The Richest Man in Babylon is a fascinating book by Clason George written in 1926.
The beauty of this book is that the financial discipline explained almost a hundred years ago still apply to this day and age.
I have always tried to become better at managing the finances both in personal and business life. Have read a few books such as Rich Dad Poor Dad, but this is the first book in this category that touches both the personal and business side of financial discipline.
The most important lesson I have learnt (based on my interpretation) is:
- Spend only 7/10th of whatever you earn
- Always save 1/10th of whatever you earn – this is for the future you
- With the remaining 2/10th, either pay off any debts that you may have or add it to the savings for the future you.
The story is about the richest man in Babylon and how his experiences have life lessons in financial discipline for many of us.
As you read along, one cannot help noticing that there are some gems hidden in the chapters in this book.
One of them is this: “Necessary expenses will always grow to equal our incomes unless we protest to the contrary.
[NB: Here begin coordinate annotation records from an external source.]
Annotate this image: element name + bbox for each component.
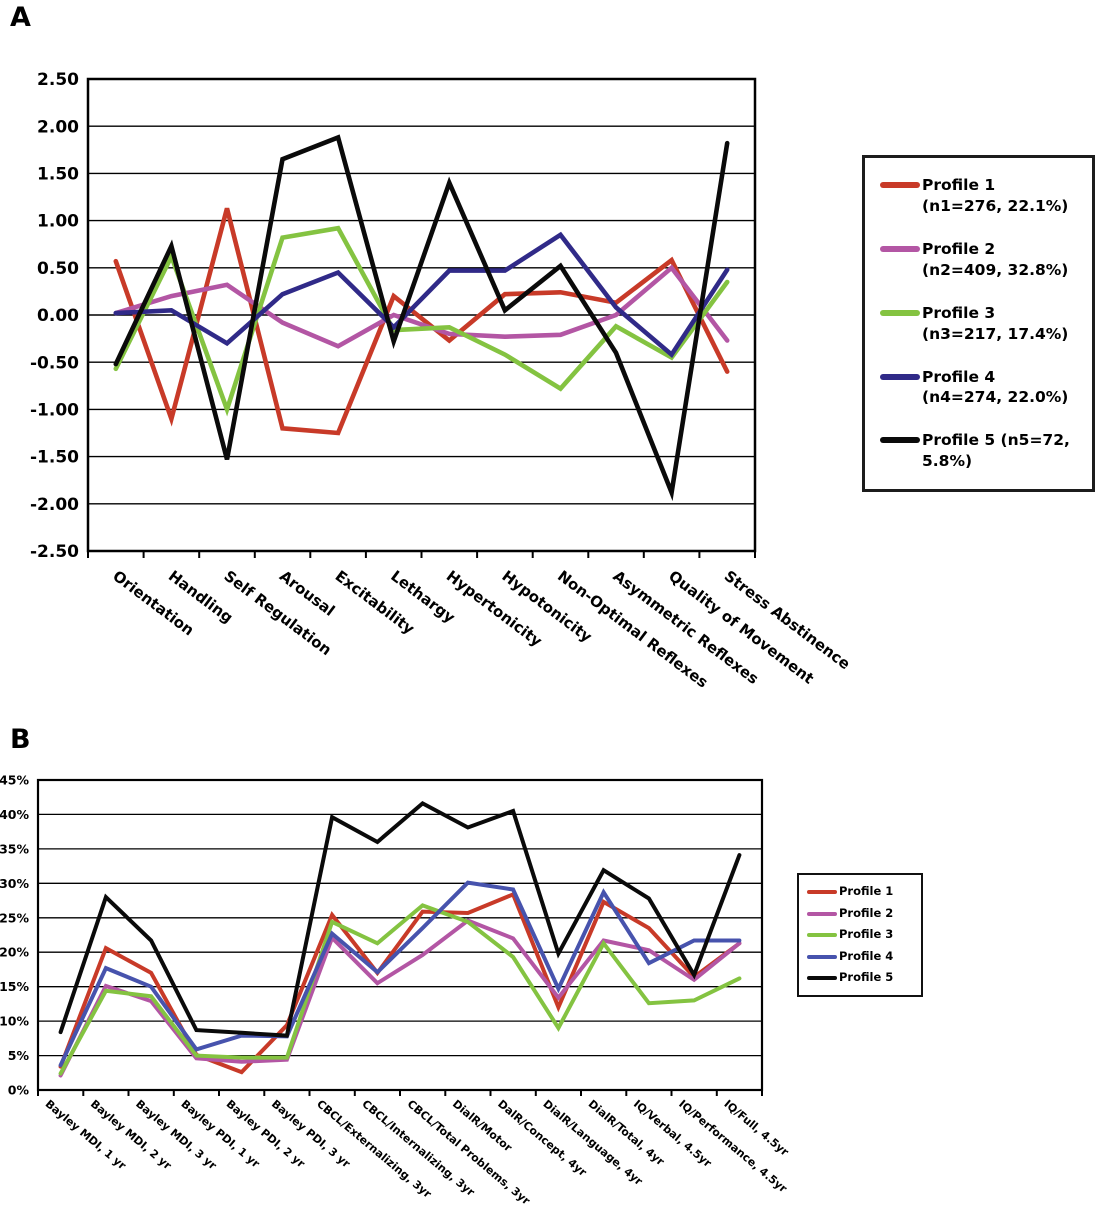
legend-label: Profile 3 (n3=217, 17.4%): [922, 303, 1069, 343]
legend-item: Profile 5: [807, 970, 913, 984]
legend-line-swatch: [807, 976, 837, 980]
legend-line-swatch: [880, 245, 920, 252]
y-tick-label: 1.00: [37, 212, 79, 232]
series-line-profile-3: [113, 225, 730, 417]
legend-line-swatch: [880, 373, 920, 380]
series-line-profile-3: [58, 903, 742, 1076]
y-tick-label: -2.50: [30, 542, 79, 562]
legend-item: Profile 2 (n2=409, 32.8%): [880, 239, 1079, 281]
legend-item: Profile 1 (n1=276, 22.1%): [880, 175, 1079, 217]
y-tick-label: 0.50: [37, 259, 79, 279]
panel-b-label: B: [10, 724, 32, 755]
legend-label: Profile 1 (n1=276, 22.1%): [922, 176, 1069, 215]
series-line-profile-4: [113, 231, 730, 359]
x-category-label: Bayley MDI, 2 yr: [88, 1097, 174, 1172]
y-tick-label: 30%: [0, 876, 29, 891]
y-tick-label: -1.50: [30, 448, 79, 468]
x-category-label: Bayley MDI, 1 yr: [43, 1097, 129, 1172]
y-tick-label: 0.00: [37, 306, 79, 326]
panel-a-label: A: [10, 2, 32, 33]
legend-item: Profile 3: [807, 927, 913, 941]
legend-label: Profile 4: [839, 948, 894, 963]
series-line-profile-5: [58, 800, 742, 1038]
y-tick-label: 45%: [0, 773, 29, 788]
legend-label: Profile 5 (n5=72, 5.8%): [922, 431, 1070, 471]
legend-item: Profile 2: [807, 905, 913, 920]
series-line-profile-4: [58, 880, 742, 1068]
legend-item: Profile 1: [807, 884, 913, 898]
x-category-label: DialR/Total, 4yr: [586, 1097, 667, 1168]
series-line-profile-2: [113, 264, 730, 349]
legend-item: Profile 4 (n4=274, 22.0%): [880, 367, 1079, 409]
y-tick-label: 15%: [0, 979, 29, 994]
x-category-label: IQ/Verbal, 4.5yr: [631, 1097, 714, 1170]
series-line-profile-1: [113, 207, 730, 436]
y-tick-label: 40%: [0, 807, 29, 822]
legend-line-swatch: [807, 911, 837, 916]
legend-item: Profile 4: [807, 948, 913, 963]
legend-item: Profile 3 (n3=217, 17.4%): [880, 303, 1079, 345]
legend-label: Profile 2 (n2=409, 32.8%): [922, 239, 1069, 279]
legend-label: Profile 4 (n4=274, 22.0%): [922, 367, 1069, 407]
legend-line-swatch: [807, 933, 837, 937]
chart-b: 45% 40% 35% 30% 25% 20% 15% 10% 5% 0% Bayley MDI, …: [0, 773, 791, 1208]
y-tick-label: -1.00: [30, 401, 79, 421]
legend-label: Profile 3: [839, 927, 894, 941]
y-tick-label: 2.00: [37, 117, 79, 137]
x-category-label: Bayley MDI, 3 yr: [133, 1097, 219, 1172]
y-tick-label: 1.50: [37, 165, 79, 185]
series-line-profile-5: [113, 134, 730, 502]
legend-line-swatch: [807, 890, 837, 894]
x-category-label: Bayley PDI, 1 yr: [178, 1097, 262, 1170]
y-tick-label: 35%: [0, 841, 29, 856]
x-category-label: Hypertonicity: [443, 567, 546, 651]
y-tick-label: 10%: [0, 1014, 29, 1029]
chart-a: 2.50 2.00 1.50 1.00 0.50 0.00 -0.50 -1.00 -1.50 -…: [30, 70, 854, 692]
y-tick-label: 20%: [0, 945, 29, 960]
legend-item: Profile 5 (n5=72, 5.8%): [880, 430, 1079, 472]
y-tick-label: 0%: [8, 1083, 30, 1098]
y-tick-label: -2.00: [30, 495, 79, 515]
legend-line-swatch: [880, 182, 920, 188]
y-tick-label: -0.50: [30, 353, 79, 373]
legend-label: Profile 1: [839, 884, 894, 898]
y-tick-label: 5%: [8, 1048, 30, 1063]
series-line-profile-1: [58, 891, 742, 1075]
legend-line-swatch: [880, 309, 920, 316]
x-category-label: Bayley PDI, 2 yr: [224, 1097, 308, 1170]
legend-panel-b: Profile 1 Profile 2 Profile 3 Profile 4 Prof…: [797, 873, 923, 997]
legend-label: Profile 5: [839, 970, 894, 984]
y-tick-label: 2.50: [37, 70, 79, 90]
legend-line-swatch: [807, 954, 837, 959]
x-category-label: DalR/Concept, 4yr: [495, 1097, 589, 1179]
series-line-profile-2: [58, 918, 742, 1078]
y-tick-label: 25%: [0, 910, 29, 925]
legend-label: Profile 2: [839, 905, 894, 920]
x-category-label: Bayley PDI, 3 yr: [269, 1097, 353, 1170]
legend-panel-a: Profile 1 (n1=276, 22.1%) Profile 2 (n2=4…: [862, 155, 1095, 493]
legend-line-swatch: [880, 437, 920, 444]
Budget thy expenses accordingly.”
It is so true. I have noticed that no matter how much more money you make, our necessary expenses will find a way to match that!
Another one is: “Make thy gold multiply”.
It simply means that the money you have saved might not offer you the best returns if it sits idle in your bank account or at home. It makes sense to invest it into meaningful assets such as real estate, buying stocks or gold or something that you believe in, which will give better returns than just keeping it in your bank account.
Was pleasantly surprised to see the importance of upgrading your skills all the time. The author says:
“Cultivate thy own powers, to study and become wiser, to become more skilful, to so act as to respect thyself.”
As you can see, every single recommendation appears to be time-tested and proven to work every single time.
Highly recommend reading this book to increase financial literacy.